Photo of Baroness Verma Baroness Verma The Parliamentary Under-Secretary of State for International Development

My Lords, of course we are extremely concerned about the ongoing political unrest in Burundi and its humanitarian consequences. The UK is the second largest bilateral donor to the regional appeal, after the USA. We are monitoring the situation closely, and we may consider additional funding for the region. As I said to the noble Lord, Lord McConnell, we are reviewing everything we are doing to see whether we are best placed as we currently are or whether we need to increase or decrease in certain places.

Photo of Lord Collins of Highbury Lord Collins of Highbury Opposition Whip (Lords), Shadow Spokesperson (Foreign and Commonwealth Affairs), Shadow Spokesperson (International Development)

My Lords, with DfID increasingly working in fragile and conflict-affected states requiring complex programmes, the department is likely to rely increasingly on contractors and local partners. Is the Minister satisfied that the department has the capacity to manage such projects?

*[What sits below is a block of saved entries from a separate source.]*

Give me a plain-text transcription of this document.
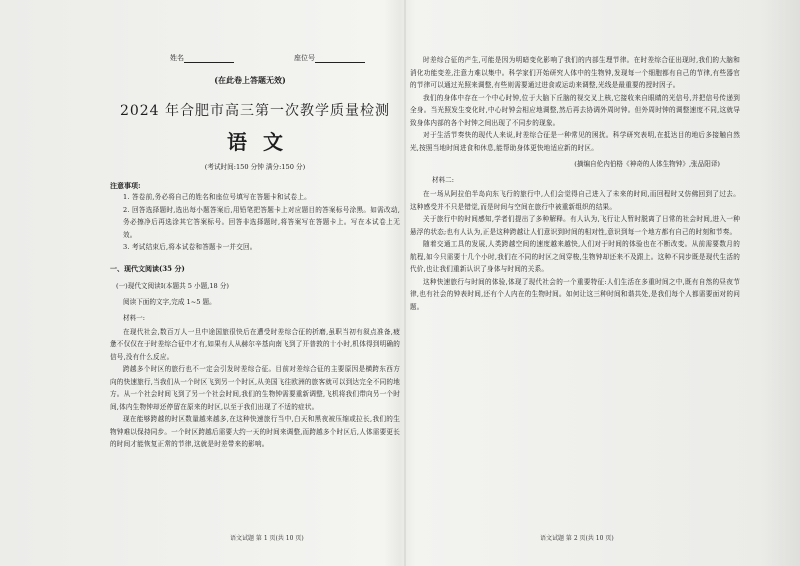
姓名	座位号
(在此卷上答题无效)
2024 年合肥市高三第一次教学质量检测
语文
(考试时间:150 分钟 满分:150 分)
注意事项:
1. 答卷前,务必将自己的姓名和座位号填写在答题卡和试卷上。
2. 回答选择题时,选出每小题答案后,用铅笔把答题卡上对应题目的答案标号涂黑。如需改动,务必擦净后再选涂其它答案标号。回答非选择题时,将答案写在答题卡上。写在本试卷上无效。
3. 考试结束后,将本试卷和答题卡一并交回。
一、现代文阅读(35 分)
(一)现代文阅读Ⅰ(本题共 5 小题,18 分)
阅读下面的文字,完成 1~5 题。
材料一:

在现代社会,数百万人一旦中途国旅很快后在遭受时差综合征的折磨,虽职当初有叙点准备,疲惫不仅仅在于时差综合征中才有,如果有人从赫尔辛基向南飞到了开普敦的十小时,机体得到明确的信号,没有什么反应。

跨越多个时区的旅行也不一定会引发时差综合征。目前对差综合征的主要原因是横跨东西方向的快速旅行,当我们从一个时区飞到另一个时区,从美国飞往欧洲的旅客就可以到达完全不同的地方。从一个社会时间飞到了另一个社会时间,我们的生物钟需要重新调整,飞机将我们带向另一个时间,体内生物钟却还停留在原来的时区,以至于我们出现了不适的症状。

现在能够跨越的时区数量越来越多,在这种快速旅行当中,白天和黑夜被压缩或拉长,我们的生物钟难以保持同步。一个时区跨越后需要大约一天的时间来调整,而跨越多个时区后,人体需要更长的时间才能恢复正常的节律,这就是时差带来的影响。

语文试题 第 1 页(共 10 页)

时差综合征的产生,可能是因为明暗变化影响了我们的内部生理节律。在时差综合征出现时,我们的大脑和消化功能变差,注意力难以集中。科学家们开始研究人体中的生物钟,发现每一个细胞都有自己的节律,有些器官的节律可以通过光照来调整,有些则需要通过进食或运动来调整,光线是最重要的授时因子。

我们的身体中存在一个中心时钟,位于大脑下丘脑的视交叉上核,它接收来自眼睛的光信号,并把信号传递到全身。当光照发生变化时,中心时钟会相应地调整,然后再去协调外周时钟。但外周时钟的调整速度不同,这就导致身体内部的各个时钟之间出现了不同步的现象。

对于生活节奏快的现代人来说,时差综合征是一种常见的困扰。科学研究表明,在抵达目的地后多接触自然光,按照当地时间进食和休息,能帮助身体更快地适应新的时区。

(摘编自伦内伯格《神奇的人体生物钟》,张品阳译)
材料二:

在一场从阿拉伯半岛向东飞行的旅行中,人们会觉得自己进入了未来的时间,而回程时又仿佛回到了过去。这种感受并不只是错觉,而是时间与空间在旅行中被重新组织的结果。

关于旅行中的时间感知,学者们提出了多种解释。有人认为,飞行让人暂时脱离了日常的社会时间,进入一种悬浮的状态;也有人认为,正是这种跨越让人们意识到时间的相对性,意识到每一个地方都有自己的时刻和节奏。

随着交通工具的发展,人类跨越空间的速度越来越快,人们对于时间的体验也在不断改变。从前需要数月的航程,如今只需要十几个小时,我们在不同的时区之间穿梭,生物钟却还来不及跟上。这种不同步既是现代生活的代价,也让我们重新认识了身体与时间的关系。

这种快速旅行与时间的体验,体现了现代社会的一个重要特征:人们生活在多重时间之中,既有自然的昼夜节律,也有社会的钟表时间,还有个人内在的生物时间。如何让这三种时间和谐共处,是我们每个人都需要面对的问题。

语文试题 第 2 页(共 10 页)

The danger is that we will end up with consultants managing contractors, thereby risking vital lines of accountability.

Photo of Baroness Verma Baroness Verma The Parliamentary Under-Secretary of State for International Development

My Lords, the noble Lord is of course aware that most of the work is delivered through DfID staff and DfID programmes on the ground in the countries concerned. Of course, we also work with multilaterals where they have a specialism that enables them to deliver better as a multilateral force rather than individually, on bilateral terms. However, where we do need specialist advice or information, we reach out to consultants, and that is right and proper. But it would be discourteous to say to all DfID members of staff that they did not have the right capacities. We of course need to build on those, but we should not be discourteous about their actual strengths.

Photo of Baroness Northover Baroness Northover Liberal Democrat Lords Spokesperson (International Development)

My Lords, do the Government recognise that many of the poorest people in the world are in some of the fragile lower-middle income countries? They, too—especially if they are going to stay where they are—need to have hope and help.

Photo of Baroness Verma Baroness Verma The Parliamentary Under-Secretary of State for International Development

Yes, my Lords, and the noble Baroness is absolutely right to say that, when we are working in places where there is conflict—and they are incredibly fragile places—we should work to ensure that people living in those circumstances are seeing signs of hope. That is why we took the decision to work very closely in the region when we were dealing with the Syrian crises. I am really pleased that the Syrian conference is coming up on 4 February, where countries such as Kuwait and the UK are coming together to make sure that we actually address the needs of the people, particularly in the region.

Photo of Lord Collins of Highbury Lord Collins of Highbury Opposition Whip (Lords), Shadow Spokesperson (Foreign and Commonwealth Affairs), Shadow Spokesperson (International Development)

My Lords, I was not suggesting for one moment that DfID staff do not have the capability: my question related to capacity.

Clearly, given the reviews that have been undertaken, the number of DfID staff is being substantially reduced. My question relates to the capacity to deliver management to these programmes, particularly in difficult states. That is what I want the Minister to address.

Photo of Baroness Verma Baroness Verma The Parliamentary Under-Secretary of State for International Development

My Lords, the noble Lord is assuming that he knows the outcomes of the reviews. Those outcomes have not yet taken place.